Hosted by Environmental Defence, the event was especially timely, as just days before, several international headlines spoke to the need for re-allocating capital away from fossil fuels and toward low-carbon solutions.
The Volkswagen emissions scandal jolted global markets, highlighting the need for integrity in corporate disclosure of greenhouse gas pollution and signalling a possible shift away from the internal combustion engine and toward electric vehicles. Bank of England Governor and G20 Financial Stability Board Chairman Mark Carney also warned insurance executives that climate change could render the vast majority of fossil fuel reserves stranded. And a report released at a United Nations climate session showed that investors managing US$2.6 trillion in assets will shift their holdings away from fossil fuels.
The week’s events highlighted the growing trend of fossil fuel divestment. What began as a grassroots campaign led by concerned students on university campuses has grown to capture the attention of some of the world’s largest governments, pension funds, financial institutions, and central bankers.

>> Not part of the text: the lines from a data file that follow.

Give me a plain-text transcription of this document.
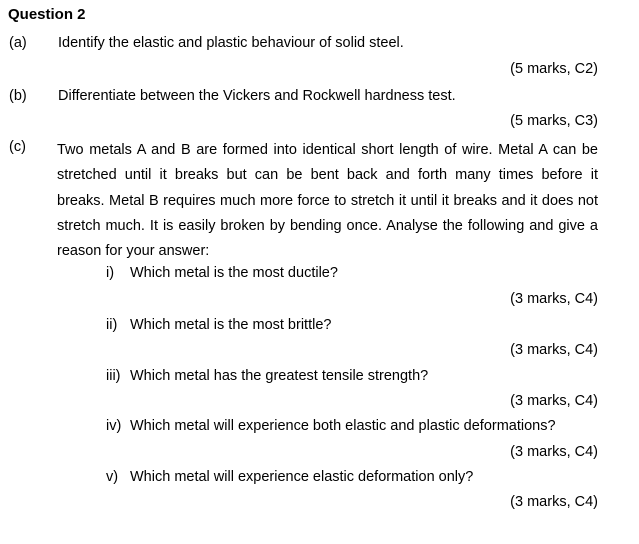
Question 2
(a) Identify the elastic and plastic behaviour of solid steel.
(5 marks, C2)
(b) Differentiate between the Vickers and Rockwell hardness test.
(5 marks, C3)
(c) Two metals A and B are formed into identical short length of wire. Metal A can be
stretched until it breaks but can be bent back and forth many times before it
breaks. Metal B requires much more force to stretch it until it breaks and it does not
stretch much. It is easily broken by bending once. Analyse the following and give a
reason for your answer:
i) Which metal is the most ductile?
(3 marks, C4)
ii) Which metal is the most brittle?
(3 marks, C4)
iii) Which metal has the greatest tensile strength?
(3 marks, C4)
iv) Which metal will experience both elastic and plastic deformations?
(3 marks, C4)
v) Which metal will experience elastic deformation only?
(3 marks, C4)
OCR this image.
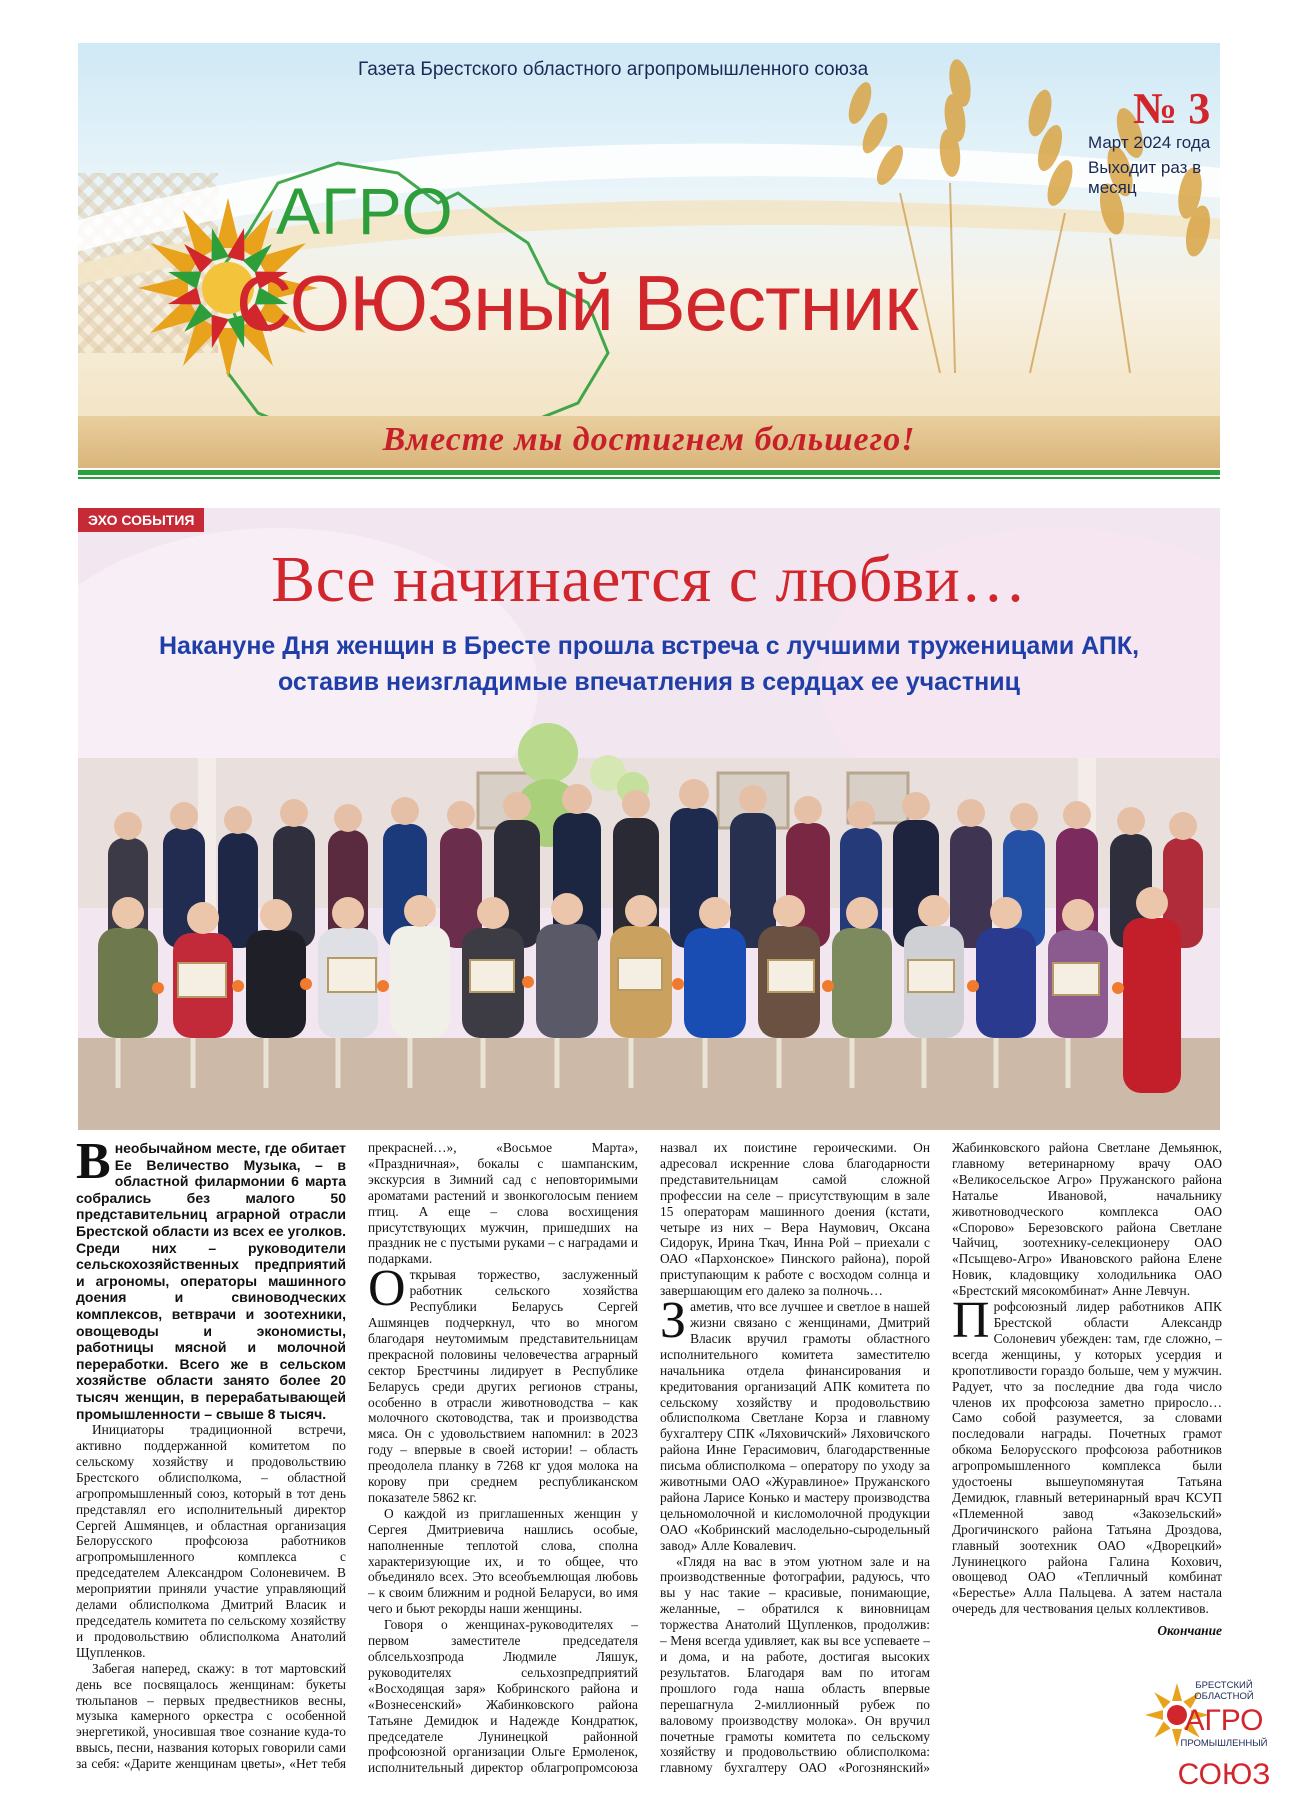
Газета Брестского областного агропромышленного союза
№ 3
Март 2024 года
Выходит раз в месяц
АГРО
СОЮЗный Вестник
Вместе мы достигнем большего!
ЭХО СОБЫТИЯ
Все начинается с любви…
Накануне Дня женщин в Бресте прошла встреча с лучшими труженицами АПК, оставив неизгладимые впечатления в сердцах ее участниц

Внеобычайном месте, где обитает Ее Величество Музыка, – в областной филармонии 6 марта собрались без малого 50 представительниц аграрной отрасли Брестской области из всех ее уголков. Среди них – руководители сельскохозяйственных предприятий и агрономы, операторы машинного доения и свиноводческих комплексов, ветврачи и зоотехники, овощеводы и экономисты, работницы мясной и молочной переработки. Всего же в сельском хозяйстве области занято более 20 тысяч женщин, в перерабатывающей промышленности – свыше 8 тысяч.

Инициаторы традиционной встречи, активно поддержанной комитетом по сельскому хозяйству и продовольствию Брестского облисполкома, – областной агропромышленный союз, который в тот день представлял его исполнительный директор Сергей Ашмянцев, и областная организация Белорусского профсоюза работников агропромышленного комплекса с председателем Александром Солоневичем. В мероприятии приняли участие управляющий делами облисполкома Дмитрий Власик и председатель комитета по сельскому хозяйству и продовольствию облисполкома Анатолий Щупленков.

Забегая наперед, скажу: в тот мартовский день все посвящалось женщинам: букеты тюльпанов – первых предвестников весны, музыка камерного оркестра с особенной энергетикой, уносившая твое сознание куда-то ввысь, песни, названия которых говорили сами за себя: «Дарите женщинам цветы», «Нет тебя прекрасней…», «Восьмое Марта», «Праздничная», бокалы с шампанским, экскурсия в Зимний сад с неповторимыми ароматами растений и звонкоголосым пением птиц. А еще – слова восхищения присутствующих мужчин, пришедших на праздник не с пустыми руками – с наградами и подарками.

Открывая торжество, заслуженный работник сельского хозяйства Республики Беларусь Сергей Ашмянцев подчеркнул, что во многом благодаря неутомимым представительницам прекрасной половины человечества аграрный сектор Брестчины лидирует в Республике Беларусь среди других регионов страны, особенно в отрасли животноводства – как молочного скотоводства, так и производства мяса. Он с удовольствием напомнил: в 2023 году – впервые в своей истории! – область преодолела планку в 7268 кг удоя молока на корову при среднем республиканском показателе 5862 кг.

О каждой из приглашенных женщин у Сергея Дмитриевича нашлись особые, наполненные теплотой слова, сполна характеризующие их, и то общее, что объединяло всех. Это всеобъемлющая любовь – к своим ближним и родной Беларуси, во имя чего и бьют рекорды наши женщины.

Говоря о женщинах-руководителях – первом заместителе председателя облсельхозпрода Людмиле Ляшук, руководителях сельхозпредприятий «Восходящая заря» Кобринского района и «Вознесенский» Жабинковского района Татьяне Демидюк и Надежде Кондратюк, председателе Лунинецкой районной профсоюзной организации Ольге Ермоленок, исполнительный директор облагропромсоюза назвал их поистине героическими. Он адресовал искренние слова благодарности представительницам самой сложной профессии на селе – присутствующим в зале 15 операторам машинного доения (кстати, четыре из них – Вера Наумович, Оксана Сидорук, Ирина Ткач, Инна Рой – приехали с ОАО «Пархонское» Пинского района), порой приступающим к работе с восходом солнца и завершающим его далеко за полночь…

Заметив, что все лучшее и светлое в нашей жизни связано с женщинами, Дмитрий Власик вручил грамоты областного исполнительного комитета заместителю начальника отдела финансирования и кредитования организаций АПК комитета по сельскому хозяйству и продовольствию облисполкома Светлане Корза и главному бухгалтеру СПК «Ляховичский» Ляховичского района Инне Герасимович, благодарственные письма облисполкома – оператору по уходу за животными ОАО «Журавлиное» Пружанского района Ларисе Конько и мастеру производства цельномолочной и кисломолочной продукции ОАО «Кобринский маслодельно-сыродельный завод» Алле Ковалевич.

«Глядя на вас в этом уютном зале и на производственные фотографии, радуюсь, что вы у нас такие – красивые, понимающие, желанные, – обратился к виновницам торжества Анатолий Щупленков, продолжив: – Меня всегда удивляет, как вы все успеваете – и дома, и на работе, достигая высоких результатов. Благодаря вам по итогам прошлого года наша область впервые перешагнула 2-миллионный рубеж по валовому производству молока». Он вручил почетные грамоты комитета по сельскому хозяйству и продовольствию облисполкома: главному бухгалтеру ОАО «Рогознянский» Жабинковского района Светлане Демьянюк, главному ветеринарному врачу ОАО «Великосельское Агро» Пружанского района Наталье Ивановой, начальнику животноводческого комплекса ОАО «Спорово» Березовского района Светлане Чайчиц, зоотехнику-селекционеру ОАО «Псыщево-Агро» Ивановского района Елене Новик, кладовщику холодильника ОАО «Брестский мясокомбинат» Анне Левчун.

Профсоюзный лидер работников АПК Брестской области Александр Солоневич убежден: там, где сложно, – всегда женщины, у которых усердия и кропотливости гораздо больше, чем у мужчин. Радует, что за последние два года число членов их профсоюза заметно приросло… Само собой разумеется, за словами последовали награды. Почетных грамот обкома Белорусского профсоюза работников агропромышленного комплекса были удостоены вышеупомянутая Татьяна Демидюк, главный ветеринарный врач КСУП «Племенной завод «Закозельский» Дрогичинского района Татьяна Дроздова, главный зоотехник ОАО «Дворецкий» Лунинецкого района Галина Кохович, овощевод ОАО «Тепличный комбинат «Берестье» Алла Пальцева. А затем настала очередь для чествования целых коллективов.

Окончание

БРЕСТСКИЙ
ОБЛАСТНОЙ
АГРО
ПРОМЫШЛЕННЫЙ
СОЮЗ
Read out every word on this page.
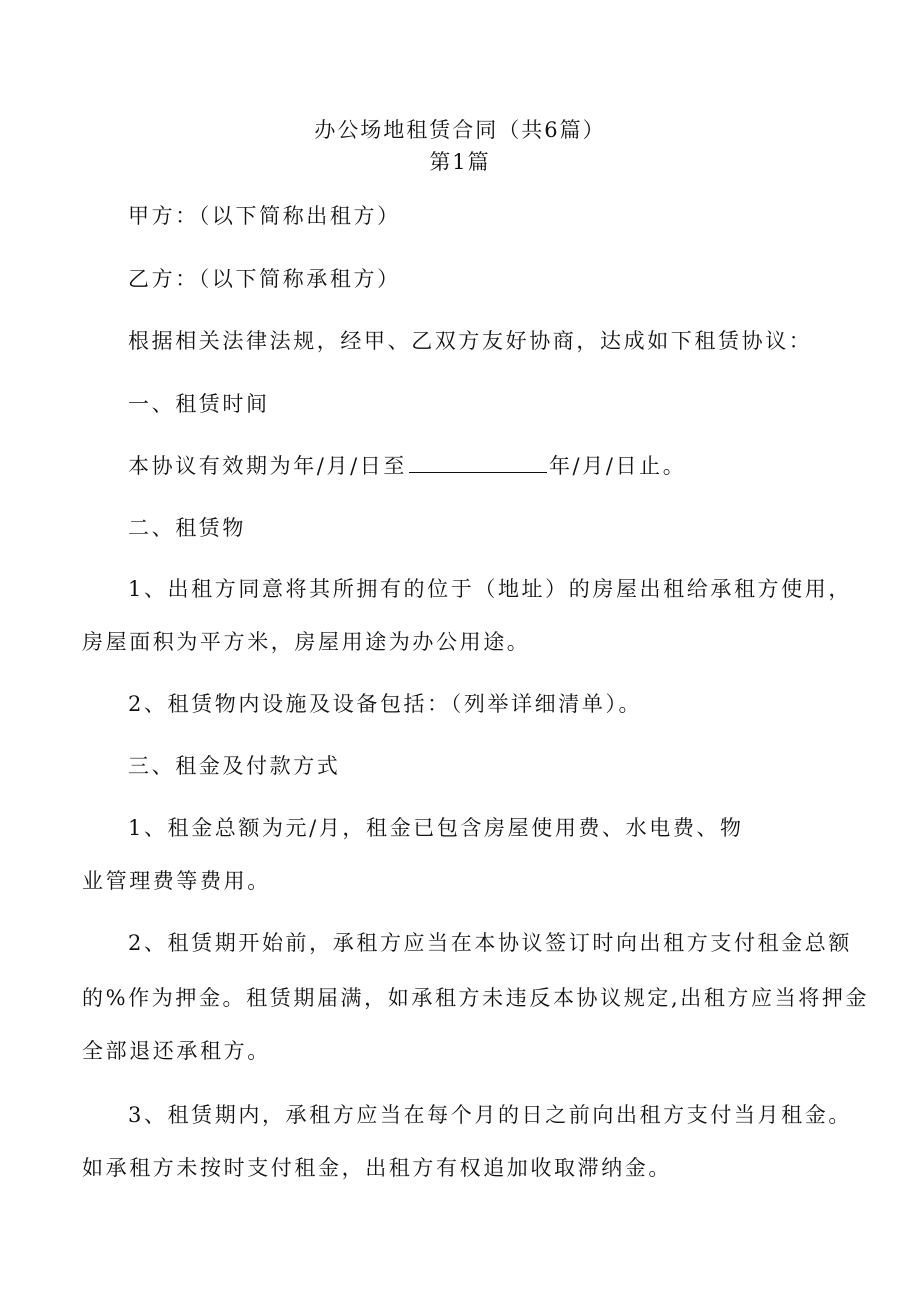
办公场地租赁合同（共6篇）
第1篇

甲方：（以下简称出租方）

乙方：（以下简称承租方）

根据相关法律法规，经甲、乙双方友好协商，达成如下租赁协议：

一、租赁时间

本协议有效期为年/月/日至	年/月/日止。

二、租赁物

1、出租方同意将其所拥有的位于（地址）的房屋出租给承租方使用，

房屋面积为平方米，房屋用途为办公用途。

2、租赁物内设施及设备包括：（列举详细清单）。

三、租金及付款方式

1、租金总额为元/月，租金已包含房屋使用费、水电费、物

业管理费等费用。

2、租赁期开始前，承租方应当在本协议签订时向出租方支付租金总额

的%作为押金。租赁期届满，如承租方未违反本协议规定,出租方应当将押金

全部退还承租方。

3、租赁期内，承租方应当在每个月的日之前向出租方支付当月租金。

如承租方未按时支付租金，出租方有权追加收取滞纳金。
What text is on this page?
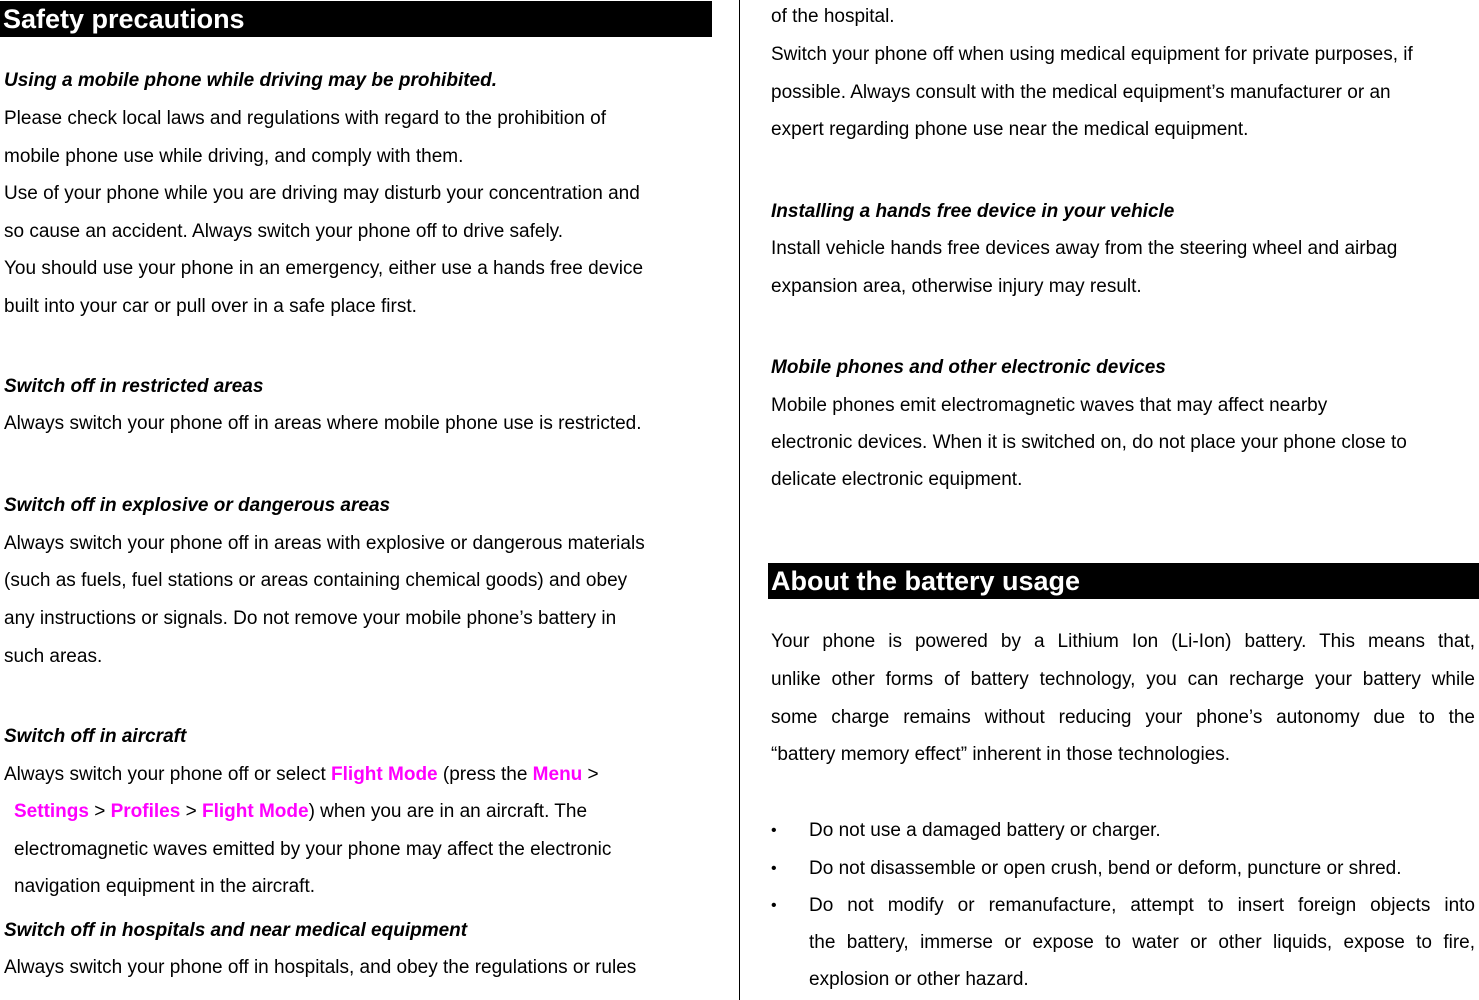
Safety precautions
Using a mobile phone while driving may be prohibited.
Please check local laws and regulations with regard to the prohibition of
mobile phone use while driving, and comply with them.
Use of your phone while you are driving may disturb your concentration and
so cause an accident. Always switch your phone off to drive safely.
You should use your phone in an emergency, either use a hands free device
built into your car or pull over in a safe place first.
Switch off in restricted areas
Always switch your phone off in areas where mobile phone use is restricted.
Switch off in explosive or dangerous areas
Always switch your phone off in areas with explosive or dangerous materials
(such as fuels, fuel stations or areas containing chemical goods) and obey
any instructions or signals. Do not remove your mobile phone’s battery in
such areas.
Switch off in aircraft
Always switch your phone off or select Flight Mode (press the Menu >
Settings > Profiles > Flight Mode) when you are in an aircraft. The
electromagnetic waves emitted by your phone may affect the electronic
navigation equipment in the aircraft.
Switch off in hospitals and near medical equipment
Always switch your phone off in hospitals, and obey the regulations or rules
of the hospital.
Switch your phone off when using medical equipment for private purposes, if
possible. Always consult with the medical equipment’s manufacturer or an
expert regarding phone use near the medical equipment.
Installing a hands free device in your vehicle
Install vehicle hands free devices away from the steering wheel and airbag
expansion area, otherwise injury may result.
Mobile phones and other electronic devices
Mobile phones emit electromagnetic waves that may affect nearby
electronic devices. When it is switched on, do not place your phone close to
delicate electronic equipment.
About the battery usage
Your phone is powered by a Lithium Ion (Li-Ion) battery. This means that,
unlike other forms of battery technology, you can recharge your battery while
some charge remains without reducing your phone’s autonomy due to the
“battery memory effect” inherent in those technologies.
• Do not use a damaged battery or charger.
• Do not disassemble or open crush, bend or deform, puncture or shred.
• Do not modify or remanufacture, attempt to insert foreign objects into
the battery, immerse or expose to water or other liquids, expose to fire,
explosion or other hazard.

In June 2015, citing the risks of high carbon emissions, deforestation and poor water management, Norway’s enormous US $850 billion sovereign wealth fund divested from coal-mining, oil sands and other fossil fuel companies. Stanford University’s endowment fund announced a US $19 billion divestment from 100 coal companies in May 2014. And the London Assembly voted in March 2015 to divest the fossil fuel portfolio of the £4.8 billion managed by the London Pension Fund Authority.
Why are they divesting? Backed by the recent report from the Intergovernmental Panel on Climate Change, governments around the world have agreed to keep the global temperature increase to below 2°C above pre-industrial levels. If temperatures rise above this, scientists say we can expect dire consequences for food and water security, global infrastructure and the health of humans and ecosystems.
The current global reserves of oil, gas and coal vastly exceed the amount of carbon that can be put into the atmosphere while staying below the 2°C threshold, meaning that about 80 per cent of current reserves must remain in the ground. To avoid dangerous and irreversible climate change, the majority of fossil fuel assets are unburnable, meaning they could be “stranded” in the financial system.
As the world approaches its burnable carbon limit and governments adjust policies accordingly, the remaining fossil fuel assets will suffer from unanticipated write-offs, downward revaluations or be converted to liabilities.
In our view, the growth of the fossil fuel divestment campaign has been encouraging because it has helped focus the investment community’s attention on the risks, and opportunities, of climate change. But divestment alone is not a solution to climate change.
Investors also need to own solutions. By focusing on the long term, tracking multiple environmental objectives and aligning with key sustainability themes, investors can focus on allocating capital to companies that are offering sustainability solutions.
At AGF, our solutions-based approach involves giving investors the opportunity to participate in innovations that are disrupting carbon-intensive industries, such as low-carbon energy and power technologies, waste management and pollution control, waste and waste water solutions, and environmental health and safety.
Investors have a role to play in fighting climate change and building a low-carbon, clean economy. And groups like Environmental Defence, through events like The Business of Climate Change, can help investors break down the silos and connect the dots between the risks of climate change and the opportunities of a low-carbon economy.